Senadores, organizações da sociedade civil e familiares de vítimas concordam sobre a necessidade de punição para os torturadores a serviço da ditadura (1964-85). Durante debate na Comissão de Direitos Humanos do Senado, eles manifestaram ainda preocupação com o formato previsto no projeto aprovado recentemente na Câmara, apontando que pode haver frustração das famílias envolvidas no processo.
“Essa não é uma comissão para reconciliar algozes e vítimas. É uma comissão para completar o nosso processo de transição democrática”, afirmou o senador Randolfe Rodrigues (PSOL-AP), em referência a um dos artigos do projeto enviado no ano passado pelo governo Lula ao Congresso, no qual se prevê que a Comissão da Verdade terá a função de “promover a reconciliação nacional”.
O ponto em comum entre a maioria dos oradores foi a preocupação com o tamanho da comissão, de sete integrantes, com o prazo para investigar os fatos, de dois anos, e com o período compreendido pelas apurações. Para reduzir a resistência dentro das Forças Armadas, os ministros do governo anterior resolveram estender o prazo de investigação de violações de direitos humanos cometidas pelo Estado, entre 1946 e 1988, que é o intervalo entre duas constituições. A senadora Ana Rita (PT-ES) defendeu que o texto seja alterado para voltar a compreender exclusivamente as infrações cometidas durante o regime autoritário.
O padre Geraldo Martins, assessor político da Conferência Nacional dos Bispos do Brasil (CNBB), apontou que resgatar a memória da repressão é fundamental para que o problema não volte a ocorrer.

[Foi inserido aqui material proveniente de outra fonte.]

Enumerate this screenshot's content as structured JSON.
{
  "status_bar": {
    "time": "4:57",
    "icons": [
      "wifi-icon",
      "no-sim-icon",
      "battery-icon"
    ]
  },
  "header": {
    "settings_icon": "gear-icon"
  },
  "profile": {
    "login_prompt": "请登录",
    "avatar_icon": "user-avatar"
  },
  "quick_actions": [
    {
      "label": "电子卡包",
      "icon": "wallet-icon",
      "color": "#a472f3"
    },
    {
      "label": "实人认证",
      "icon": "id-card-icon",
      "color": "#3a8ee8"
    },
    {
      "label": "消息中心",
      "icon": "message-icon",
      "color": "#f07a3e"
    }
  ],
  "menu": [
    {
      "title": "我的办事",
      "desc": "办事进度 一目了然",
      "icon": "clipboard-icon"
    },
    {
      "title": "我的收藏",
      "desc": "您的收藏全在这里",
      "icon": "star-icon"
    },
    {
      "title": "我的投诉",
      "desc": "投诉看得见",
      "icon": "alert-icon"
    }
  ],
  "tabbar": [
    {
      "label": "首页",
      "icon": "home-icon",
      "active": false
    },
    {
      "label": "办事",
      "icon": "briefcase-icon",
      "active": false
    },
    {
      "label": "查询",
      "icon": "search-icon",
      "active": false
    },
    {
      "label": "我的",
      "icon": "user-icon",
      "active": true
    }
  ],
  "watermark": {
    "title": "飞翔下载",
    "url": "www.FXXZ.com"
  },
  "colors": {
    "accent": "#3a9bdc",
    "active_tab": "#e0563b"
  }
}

Ele ponderou que a Comissão da Verdade tem “a responsabilidade de não frustrar as expectativas daqueles que aguardam a verdade dos fatos até hoje ocultados”.
O senador Pedro Taques (PDT-MT) acrescentou que é fundamental que o Ministério Público Federal possa ter acesso aos resultados da investigação para que possa dar sequência à punição judicial de torturadores. “O que faremos com os resultados da Comissão da Verdade? Serão colocados em um museu?”, indagou.
Marcus Vinícius Furtado Coelho, secretário geral da Ordem dos Advogados do Brasil (OAB), indicou a necessidade de a Comissão da Verdade ter uma composição plural, com integrantes da sociedade civil, e pediu que se tenha um prazo de cinco anos para as investigações. A procuradora federal dos Direitos do Cidadão, Gilda Carvalho, somou a isso o pedido de que militares não possam integrar o colegiado para que não haja risco de que imponham obstáculos aos trabalhos.
A OAB foi autora de ação que levou o Supremo Tribunal Federal a reavaliar, no ano passado, a validade da Lei de Anistia para a proteção dos violadores de direitos humanos durante a ditadura. Na ocasião, a maioria dos ministros do STF defendeu a tese de que a anistia foi fruto de um acordo amplo dos diferentes setores da sociedade, o que pressupunha perdoar as violações ocorridas tanto do lado da resistência quanto do lado dos repressores.
Em dezembro, a Corte Interamericana de Direitos Humanos, integrante da Organização dos Estados Americanos (OEA), condenou o Brasil por não tomar diversas providências no episódio conhecido como Guerrilha do Araguaia. Além de obrigar o país a envidar esforços na busca das vítimas das Forças Armadas, a entidade manifestou que não se pode utilizar a Lei de Anistia como pretexto para deixar de punir quem cometeu violações de direitos humanos, que se constituem em crimes imprescritíveis. Com base nessa decisão, a OAB pediu que o STF faça uma reinterpretação de sua decisão a respeito, mas os ministros têm manifestado que não há necessidade e que a lei nacional se sobrepõe à decisão internacional, uma visão que é criticada por especialistas.